一方、人間は、自分の身の回りの、自分の目に見えるものだけを問題にし、神さま、神さまと言っています。神さまは、祈りに答えてくれない、神さまは、私たちの思い通りにしてくれないと不満をいいます。小さい子供が、父親や母親の服の裾を引っぱって、自分のしたいこと、欲しいものをねだり続けるように、私たちも、毎日お祈りの中で、神さまの洋服(神さまは洋服を着ておられるかどうかわかりませんが)の裾を引っ張って、だだをこね続けています。これに対して、神さまは、ニコニコとしながら黙って、聞いてくださっています。そして、ある時、誰にも邪魔されない、影響されない、神の意志をあらわされます。
3 変えられる私たち
カナの婚宴の奇跡物語にもどりますと、第二のメッセージとして、イエスさまは、母マリアの命令や願いや思いによってではなく、イエスさまのご自身の意志で、水をぶどう酒に変えられたということです。
イエスさまが、奇跡を行われる時、その瞬間は、神さまの力が発揮される瞬間です。弟子たちは、この瞬間に立ち合い、この瞬間を垣間見て、イエスさまを信じました。弟子たちは、そのことによって変えられていったのです。
このような水をぶどう酒に変えられたという奇跡物語を読んだ時、お酒が好きな人は、そんな奇跡が行えたらいいなあと思うでしょうし、甘いものが好きな人は、何でもケーキに変わる奇跡が行えたらいいなあと思うかも知れません。
私たちの願いは、イエスさまがなさったのと同じように、そのような奇跡を行う力を与えて下さいと願うことではりません。そうではなく、私たちを、神さまが行おうとする奇跡の材料、その奇跡の道具にして下さいと願うことができるのではないでしょうか。
奇跡を行うため用意された、水瓶の水のように、ただ、手や足を洗うために汲んで置かれた水が、ぶどう酒に変えられました。それと同じように、水である私たちを、良質のぶどう酒に変えて下さいと願うことはできるのではないでしょうか。弱い人、悲しんでいる人、さまざまな状況の中で困っている人々を救う役割を果たす者、神さまが栄光を現される「しるし」、それを証しする者とならせて下さいと願うことはできるのではないでしょうか。私たちが、信仰生活を続けるということは、そのようなものだと思います。

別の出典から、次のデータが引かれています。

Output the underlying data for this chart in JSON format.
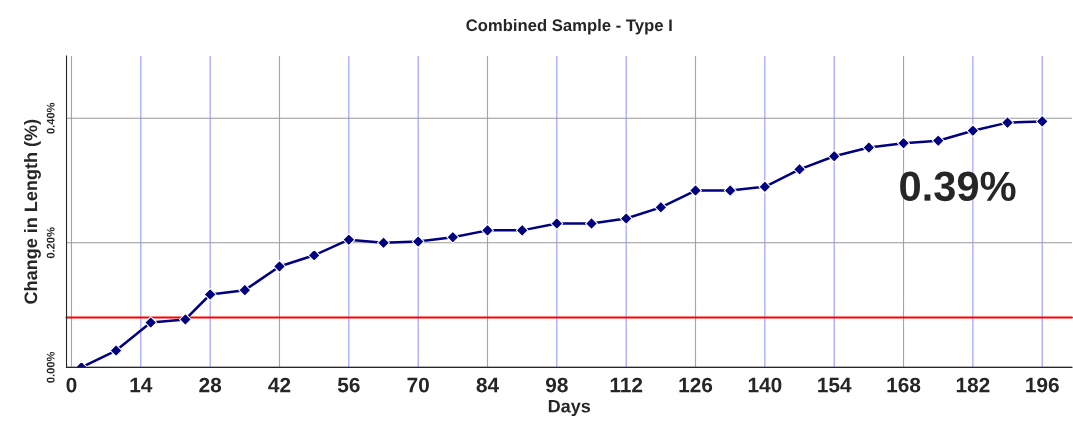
{
  "chart_data": {
    "type": "line",
    "title": "Combined Sample - Type I",
    "xlabel": "Days",
    "ylabel": "Change in Length (%)",
    "x": [
      2,
      9,
      16,
      23,
      28,
      35,
      42,
      49,
      56,
      63,
      70,
      77,
      84,
      91,
      98,
      105,
      112,
      119,
      126,
      133,
      140,
      147,
      154,
      161,
      168,
      175,
      182,
      189,
      196
    ],
    "series": [
      {
        "color": "#000080",
        "values": [
          0,
          0.027,
          0.072,
          0.077,
          0.117,
          0.124,
          0.162,
          0.18,
          0.205,
          0.2,
          0.202,
          0.209,
          0.22,
          0.22,
          0.231,
          0.231,
          0.239,
          0.257,
          0.284,
          0.284,
          0.29,
          0.318,
          0.339,
          0.353,
          0.36,
          0.364,
          0.38,
          0.393,
          0.395
        ]
      }
    ],
    "xlim": [
      -1,
      202
    ],
    "xticks": [
      0,
      14,
      28,
      42,
      56,
      70,
      84,
      98,
      112,
      126,
      140,
      154,
      168,
      182,
      196
    ],
    "ylim": [
      0,
      0.5
    ],
    "yticks": [
      {
        "value": 0,
        "label": "0.00%"
      },
      {
        "value": 0.2,
        "label": "0.20%"
      },
      {
        "value": 0.4,
        "label": "0.40%"
      }
    ],
    "ref_lines": [
      {
        "axis": "y",
        "value": 0.08,
        "color": "#ff0000"
      }
    ],
    "annotations": [
      "0.39%"
    ],
    "grid": true,
    "marker": "diamond",
    "line_style": "solid",
    "legend": false
  }
}
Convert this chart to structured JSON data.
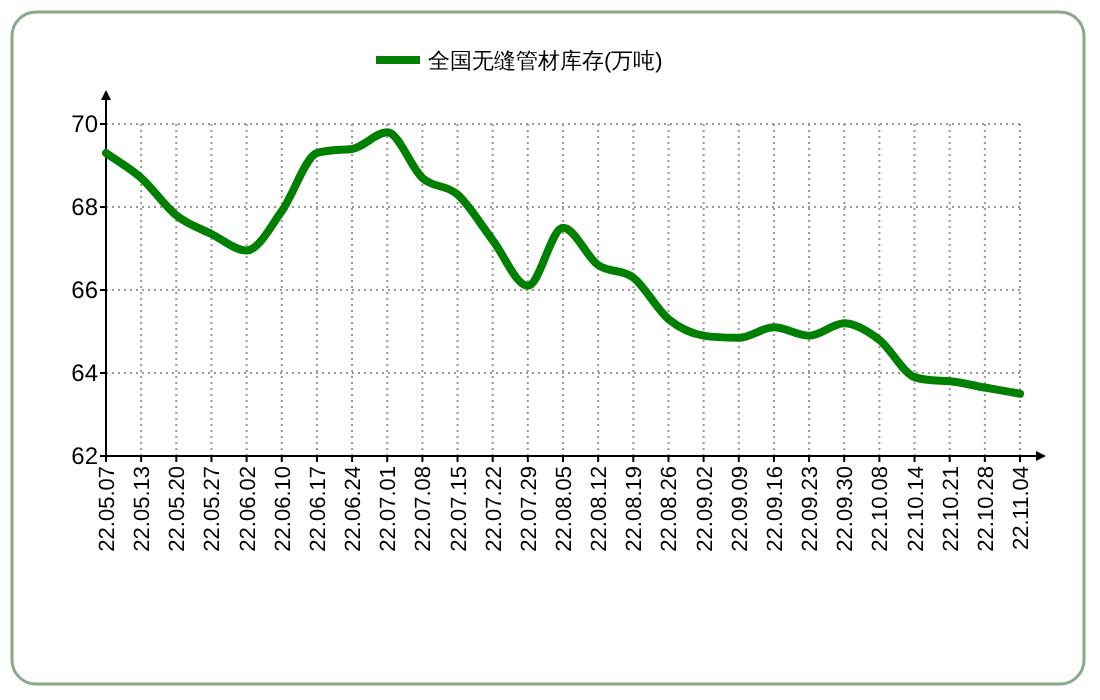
{
  "chart_data": {
    "type": "line",
    "categories": [
      "22.05.07",
      "22.05.13",
      "22.05.20",
      "22.05.27",
      "22.06.02",
      "22.06.10",
      "22.06.17",
      "22.06.24",
      "22.07.01",
      "22.07.08",
      "22.07.15",
      "22.07.22",
      "22.07.29",
      "22.08.05",
      "22.08.12",
      "22.08.19",
      "22.08.26",
      "22.09.02",
      "22.09.09",
      "22.09.16",
      "22.09.23",
      "22.09.30",
      "22.10.08",
      "22.10.14",
      "22.10.21",
      "22.10.28",
      "22.11.04"
    ],
    "series": [
      {
        "name": "全国无缝管材库存(万吨)",
        "color": "#008000",
        "values": [
          69.3,
          68.7,
          67.8,
          67.35,
          66.95,
          67.9,
          69.3,
          69.4,
          69.8,
          68.7,
          68.3,
          67.2,
          66.1,
          67.5,
          66.6,
          66.3,
          65.3,
          64.9,
          64.85,
          65.1,
          64.9,
          65.2,
          64.8,
          63.9,
          63.8,
          63.65,
          63.5
        ]
      }
    ],
    "ylim": [
      62,
      70
    ],
    "yticks": [
      62,
      64,
      66,
      68,
      70
    ],
    "grid": true,
    "legend": "top"
  }
}
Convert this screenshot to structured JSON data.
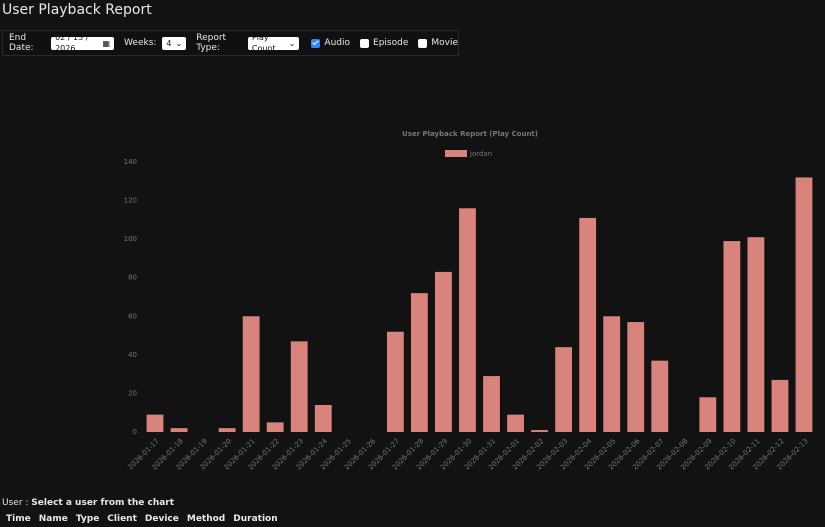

不満や愚痴ばかり言って、日々空しく、生き甲斐をなくして生きている者が、イエスさまによって、生き生きとした生き方に変えられていく。信仰を持つということは、昨日よりも今日、今日よりも明日と、日々生まれかわっていくこと、変えられていくことにあります。それが、私たちの上に奇跡、しるしが、現されるのです。
コロサイの信徒への手紙3章9節に、パウロは言います。
「古い人をその行いと共に脱ぎ捨て、造り主の姿に倣う新しい人を身に着け、日々新たにされて、真の知識に達するのです。」
「新しい人を身に着け、日々新たにされる」ということは、水がぶどう酒に変えられるように、私たちが、日々古い人に死に、新しい人に生きるように、私たちが変えられていくことだと思います。